Suppose that union is not linearly independent. Then there is some nontrivial linear combination of the vectors in $X \cup Y$ that is $0$. Rewrite that so that it shows that a combination of the vectors in $X$ is equal to a combination of the vectors in $Y$, so is in the span of each, so is in $U \cap V$. 
What can you conclude from that? How does it contradict the linear independence of $X$ or $Y$?
A: Sorry; I can't follow your proof at all.

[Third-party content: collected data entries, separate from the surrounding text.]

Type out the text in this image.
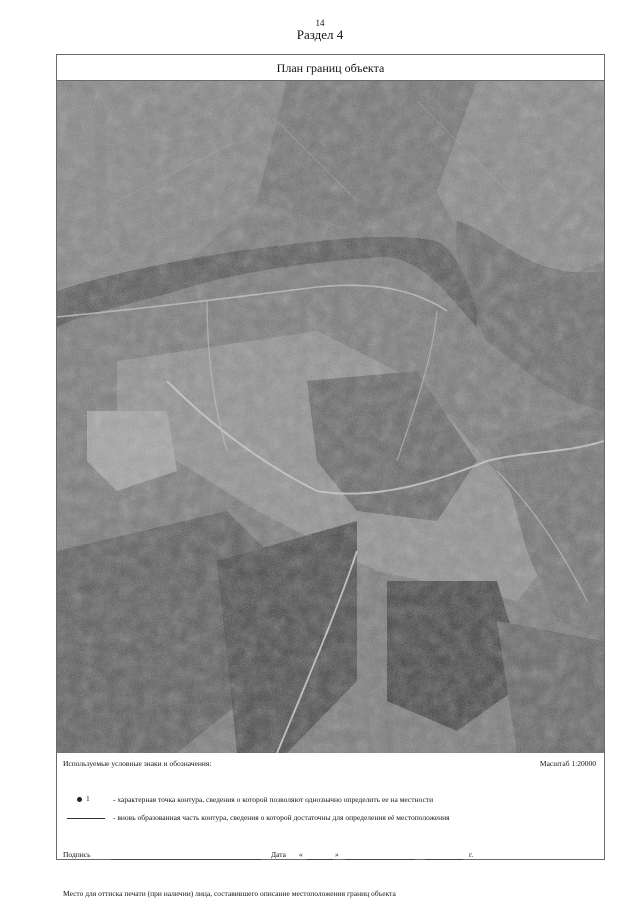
14
Раздел 4
План границ объекта
Используемые условные знаки и обозначения:	Масштаб 1:20000
1	- характерная точка контура, сведения о которой позволяют однозначно определить ее на местности
- вновь образованная часть контура, сведения о которой достаточны для определения её местоположения
Подпись	Дата «	»	г.
Место для оттиска печати (при наличии) лица, составившего описание местоположения границ объекта
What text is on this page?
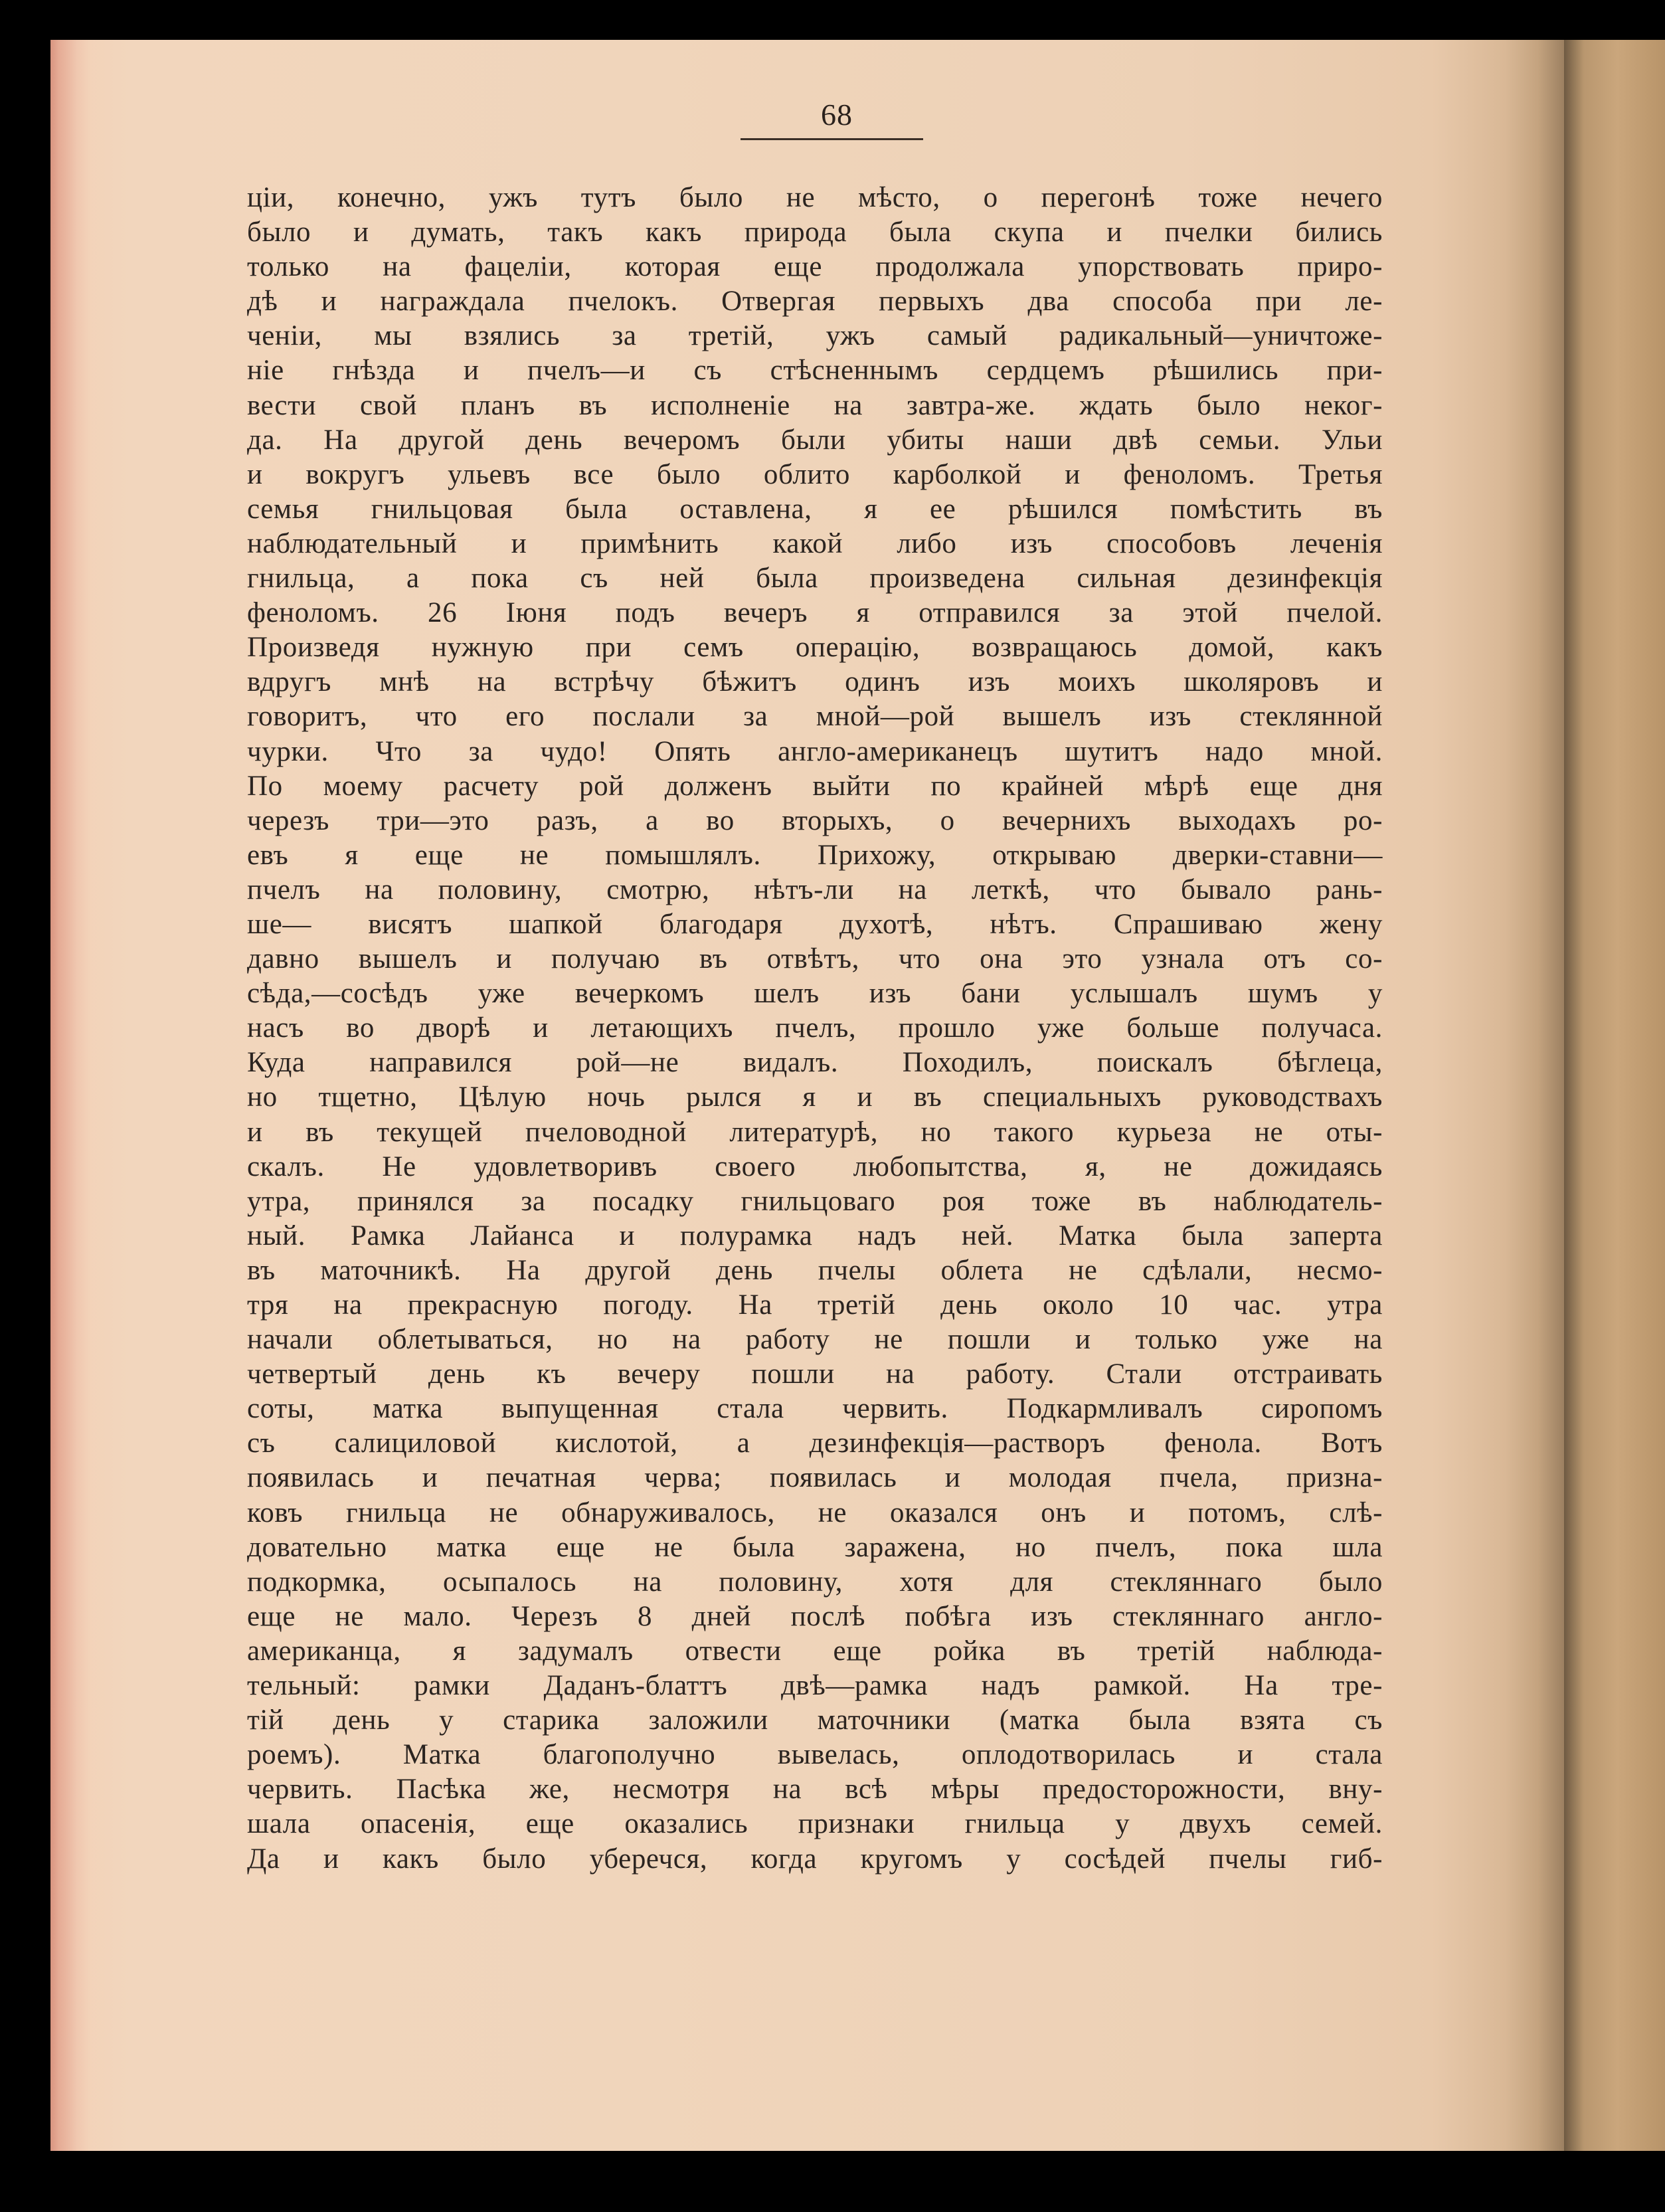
68
ціи, конечно, ужъ тутъ было не мѣсто, о перегонѣ тоже нечего
было и думать, такъ какъ природа была скупа и пчелки бились
только на фацеліи, которая еще продолжала упорствовать приро-
дѣ и награждала пчелокъ. Отвергая первыхъ два способа при ле-
ченіи, мы взялись за третій, ужъ самый радикальный—уничтоже-
ніе гнѣзда и пчелъ—и съ стѣсненнымъ сердцемъ рѣшились при-
вести свой планъ въ исполненіе на завтра-же. ждать было неког-
да. На другой день вечеромъ были убиты наши двѣ семьи. Ульи
и вокругъ ульевъ все было облито карболкой и феноломъ. Третья
семья гнильцовая была оставлена, я ее рѣшился помѣстить въ
наблюдательный и примѣнить какой либо изъ способовъ леченія
гнильца, а пока съ ней была произведена сильная дезинфекція
феноломъ. 26 Іюня подъ вечеръ я отправился за этой пчелой.
Произведя нужную при семъ операцію, возвращаюсь домой, какъ
вдругъ мнѣ на встрѣчу бѣжитъ одинъ изъ моихъ школяровъ и
говоритъ, что его послали за мной—рой вышелъ изъ стеклянной
чурки. Что за чудо! Опять англо-американецъ шутитъ надо мной.
По моему расчету рой долженъ выйти по крайней мѣрѣ еще дня
черезъ три—это разъ, а во вторыхъ, о вечернихъ выходахъ ро-
евъ я еще не помышлялъ. Прихожу, открываю дверки-ставни—
пчелъ на половину, смотрю, нѣтъ-ли на леткѣ, что бывало рань-
ше— висятъ шапкой благодаря духотѣ, нѣтъ. Спрашиваю жену
давно вышелъ и получаю въ отвѣтъ, что она это узнала отъ со-
сѣда,—сосѣдъ уже вечеркомъ шелъ изъ бани услышалъ шумъ у
насъ во дворѣ и летающихъ пчелъ, прошло уже больше получаса.
Куда направился рой—не видалъ. Походилъ, поискалъ бѣглеца,
но тщетно, Цѣлую ночь рылся я и въ специальныхъ руководствахъ
и въ текущей пчеловодной литературѣ, но такого курьеза не оты-
скалъ. Не удовлетворивъ своего любопытства, я, не дожидаясь
утра, принялся за посадку гнильцоваго роя тоже въ наблюдатель-
ный. Рамка Лайанса и полурамка надъ ней. Матка была заперта
въ маточникѣ. На другой день пчелы облета не сдѣлали, несмо-
тря на прекрасную погоду. На третій день около 10 час. утра
начали облетываться, но на работу не пошли и только уже на
четвертый день къ вечеру пошли на работу. Стали отстраивать
соты, матка выпущенная стала червить. Подкармливалъ сиропомъ
съ салициловой кислотой, а дезинфекція—растворъ фенола. Вотъ
появилась и печатная черва; появилась и молодая пчела, призна-
ковъ гнильца не обнаруживалось, не оказался онъ и потомъ, слѣ-
довательно матка еще не была заражена, но пчелъ, пока шла
подкормка, осыпалось на половину, хотя для стекляннаго было
еще не мало. Черезъ 8 дней послѣ побѣга изъ стекляннаго англо-
американца, я задумалъ отвести еще ройка въ третій наблюда-
тельный: рамки Даданъ-блаттъ двѣ—рамка надъ рамкой. На тре-
тій день у старика заложили маточники (матка была взята съ
роемъ). Матка благополучно вывелась, оплодотворилась и стала
червить. Пасѣка же, несмотря на всѣ мѣры предосторожности, вну-
шала опасенія, еще оказались признаки гнильца у двухъ семей.
Да и какъ было уберечся, когда кругомъ у сосѣдей пчелы гиб-
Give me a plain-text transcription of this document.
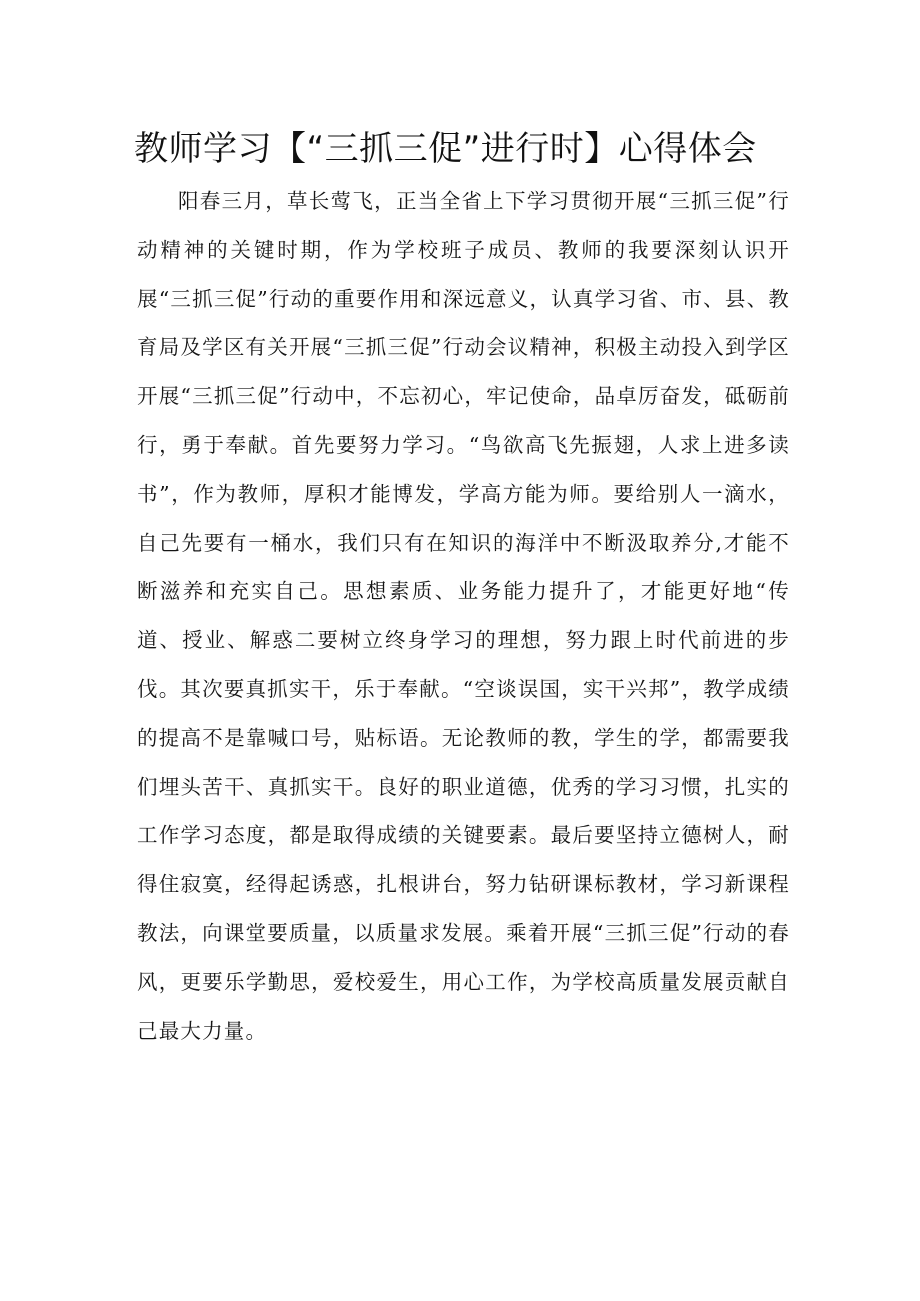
教师学习【“三抓三促”进行时】心得体会

阳春三月，草长莺飞，正当全省上下学习贯彻开展“三抓三促”行动精神的关键时期，作为学校班子成员、教师的我要深刻认识开展“三抓三促”行动的重要作用和深远意义，认真学习省、市、县、教育局及学区有关开展“三抓三促”行动会议精神，积极主动投入到学区开展“三抓三促”行动中，不忘初心，牢记使命，品卓厉奋发，砥砺前行，勇于奉献。首先要努力学习。“鸟欲高飞先振翅，人求上进多读书”，作为教师，厚积才能博发，学高方能为师。要给别人一滴水，自己先要有一桶水，我们只有在知识的海洋中不断汲取养分,才能不断滋养和充实自己。思想素质、业务能力提升了，才能更好地“传道、授业、解惑二要树立终身学习的理想，努力跟上时代前进的步伐。其次要真抓实干，乐于奉献。“空谈误国，实干兴邦”，教学成绩的提高不是靠喊口号，贴标语。无论教师的教，学生的学，都需要我们埋头苦干、真抓实干。良好的职业道德，优秀的学习习惯，扎实的工作学习态度，都是取得成绩的关键要素。最后要坚持立德树人，耐得住寂寞，经得起诱惑，扎根讲台，努力钻研课标教材，学习新课程教法，向课堂要质量，以质量求发展。乘着开展“三抓三促”行动的春风，更要乐学勤思，爱校爱生，用心工作，为学校高质量发展贡献自己最大力量。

What you always want to do when proving results about linear (in)dependence is to recall how dependence is defined: that some linear combination of elements, not all coefficients zero, gives the zero vector. Suppose some such combination exists with elements of $X\cup Y$. The parts of the sum due to the respective elements of $X,\,Y$ are then some two vectors summing to zero, say $v$ and $-v$.
By thinking about which vector spaces $v$ provably lives in, can you prove $v=0$? By the linear independence of $X$, what does that tell you about some coefficients? Similarly with $Y$; what does that tell you about the other coefficients?